There is no AutoCAD replacement for Linux.  There is no Inventor or SolidWorks.  There is no Macromedia/Adobe Flash MX.  Sure, there’s Wine, Parallels, VMware and VirtualBox.  But those are cop-outs.  They offer a half-way solution to getting the job done.  But that’s a lame excuse.  Until these types of applications have 100% suitable alternatives there will be a large segment of OSX and Windows users that simply cannot “switch” without paying a heavy price.  Even the price of searching for replacements, and then learning how they work, and then learning to how to tweak and optimize them, is a very expensive proposition for some.  I’m speaking of those who rely on their apps for their careers.  Downtime/learning time is expense time.  It’s time lost from executing work, spent on retooling, and with almost no garantee of a net gain in the end.  Only a sideways shift or lateral move.  For a business environment that makes no sense at all.  In many cases, that cost is not recouped by the elimination of software licenses, mainly because the OSX or Windows licenses have already been paid for.  If you dump them after that, you’re literally throwing money away.
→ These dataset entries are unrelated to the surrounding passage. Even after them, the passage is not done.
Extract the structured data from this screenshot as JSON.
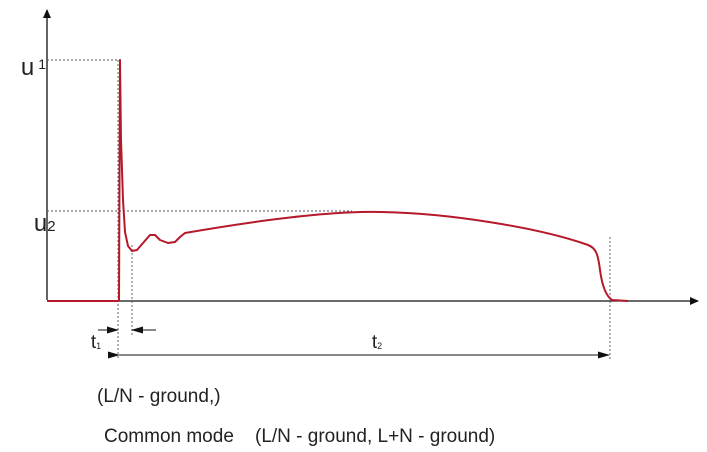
{
  "labels": {
    "u1": {
      "symbol": "u",
      "subscript": "1"
    },
    "u2": {
      "symbol": "u",
      "subscript": "2"
    },
    "t1": {
      "symbol": "t",
      "subscript": "1"
    },
    "t2": {
      "symbol": "t",
      "subscript": "2"
    }
  },
  "captions": {
    "line1": "(L/N - ground,)",
    "line2": "Common mode    (L/N - ground, L+N - ground)"
  },
  "colors": {
    "waveform": "#b5192a",
    "axes": "#111111",
    "guides": "#555555"
  },
  "icons": {
    "axis-arrow": "arrowhead",
    "dimension-arrow": "arrowhead"
  }
}
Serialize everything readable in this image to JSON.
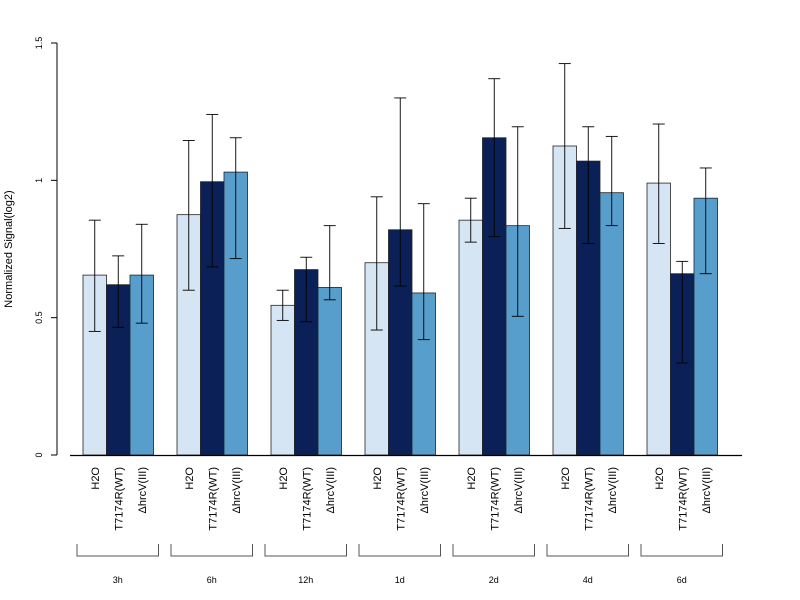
{
  "chart_data": {
    "type": "bar",
    "title": "",
    "xlabel": "",
    "ylabel": "Normalized Signal(log2)",
    "ylim": [
      0,
      1.5
    ],
    "yticks": [
      0,
      0.5,
      1,
      1.5
    ],
    "ytick_labels": [
      "0",
      "0.5",
      "1",
      "1.5"
    ],
    "groups": [
      "3h",
      "6h",
      "12h",
      "1d",
      "2d",
      "4d",
      "6d"
    ],
    "series": [
      {
        "name": "H2O",
        "color": "#d6e5f4",
        "values": [
          0.655,
          0.875,
          0.545,
          0.7,
          0.855,
          1.125,
          0.99
        ],
        "err_low": [
          0.45,
          0.6,
          0.49,
          0.455,
          0.775,
          0.825,
          0.77
        ],
        "err_high": [
          0.855,
          1.145,
          0.6,
          0.94,
          0.935,
          1.425,
          1.205
        ]
      },
      {
        "name": "T7174R(WT)",
        "color": "#0a2056",
        "values": [
          0.62,
          0.995,
          0.675,
          0.82,
          1.155,
          1.07,
          0.66
        ],
        "err_low": [
          0.465,
          0.685,
          0.485,
          0.615,
          0.795,
          0.77,
          0.335
        ],
        "err_high": [
          0.725,
          1.24,
          0.72,
          1.3,
          1.37,
          1.195,
          0.705
        ]
      },
      {
        "name": "ΔhrcV(III)",
        "color": "#589ecd",
        "values": [
          0.655,
          1.03,
          0.61,
          0.59,
          0.835,
          0.955,
          0.935
        ],
        "err_low": [
          0.48,
          0.715,
          0.565,
          0.42,
          0.505,
          0.835,
          0.66
        ],
        "err_high": [
          0.84,
          1.155,
          0.835,
          0.915,
          1.195,
          1.16,
          1.045
        ]
      }
    ],
    "grid": false,
    "legend": "none"
  }
}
What Linux and the surrounding “community” needs (and it’s not really a community at all, it’s more of a collective label of “people that hate Microsoft and Apple”), is a desktop environment, and a complete suite of all of the top 50 or 75 applications used by OSX and Windows customers.  That would be the starting point.  If there were a package like that, it would already be sliding into every corporate office everywhere.  It’s not.  It’s creeping into IT backrooms and server rooms and IT geek desktops.  Until this is resolved, Windows and OSX are only going to continue growing.  And growing they are.  If you doubt that, check the investor reports for each company for yourself.

I really don’t care who wins.  I really don’t want ANYONE to “win”.  I want to see intense competition.  It makes better products, and cheaper prices.  We all win.  I just think Linux and FOSS could do more to put pressure on Apple and Microsoft than they are.  The fact that Windows and Apple prices aren’t dropping drastically is a clear indication that FOSS isn’t eating away at their profit margins.